Aynı kanunun 3. Fıkrası’na göre, “Organ veya doku satın alan, satan, satılmasına aracılık eden kişi hakkında, birinci fıkrada belirtilen cezalara hükmolunur.” Bir diğer ifade ile sadece organ ticareti yapan taraflar değil, bu ticarete yardımcı olan, yol gösteren ve yönlendirenler de suçludur.

“Böbreklerini satıp para kazanmak veya ailesine destek olmak isteyen kimselerin bu hayalleri suç ve risk taşımaktadır.”

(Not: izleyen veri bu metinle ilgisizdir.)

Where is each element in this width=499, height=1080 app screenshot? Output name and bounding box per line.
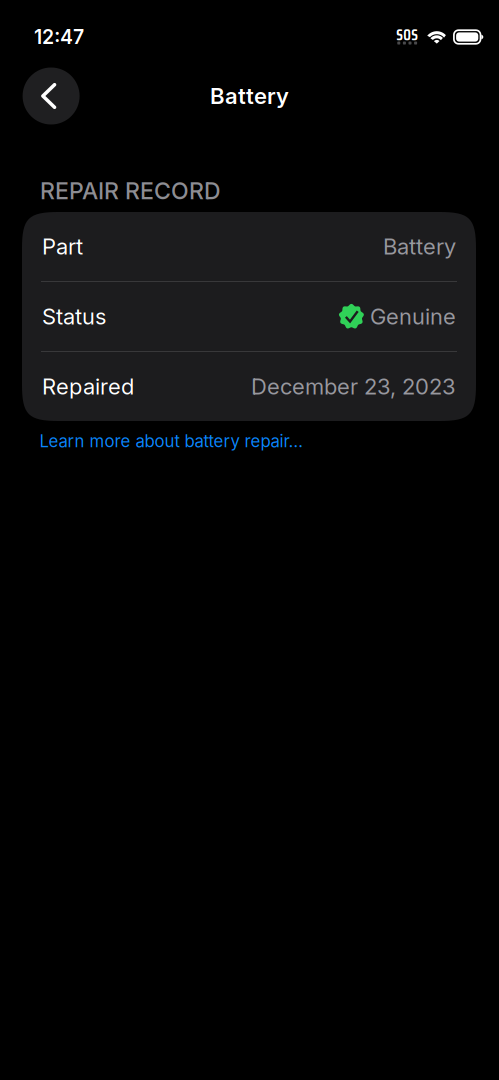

Türkiye’de böbrek ve böbrek sağlığı denilince akla gelen ilk kuruluş olan Türk Böbrek Vakfı, 1985 yılından buyana toplumu bilinçlendirmek adına farklı projelere imza atıyor. Vakfın toplum sağlığı ve organ bağışına dikkat çekmek üzere gerçekleştirdiği çalışmalar sebebi ile böbreğini satmak isteyen kimselerin ulaştıkları ilk nokta Türk Böbrek Vakfı oluyor. Vakıf Başkanı Timur Erk, Türkiye’de organ nakillerinde en büyük sorunun kadavradan çok az nakil yapılması olduğunu belirtiyor. Erk, “Türkiye Cumhuriyeti sınırlarında, sadece Sağlık Bakanlığı tarafından ruhsatlandırılan organ nakil merkezlerinde, belirli yasal ve tıbbi şartların sağlanması halinde organ nakli yapılabilir. Yapılan organ nakillerine ilişkin her türlü veri düzenli olarak Sağlık Bakanlığı’na bildirilmek zorundadır ve tüm işlemler bakanlık tarafından denetlenmektedir. T.C. Sağlık Bakanlığı tarafından ruhsatlanmamış yerlerde yapılan her türlü tıbbi müdahaleler, suç ve insan sağlığı açısından ciddi riskler oluşturur.”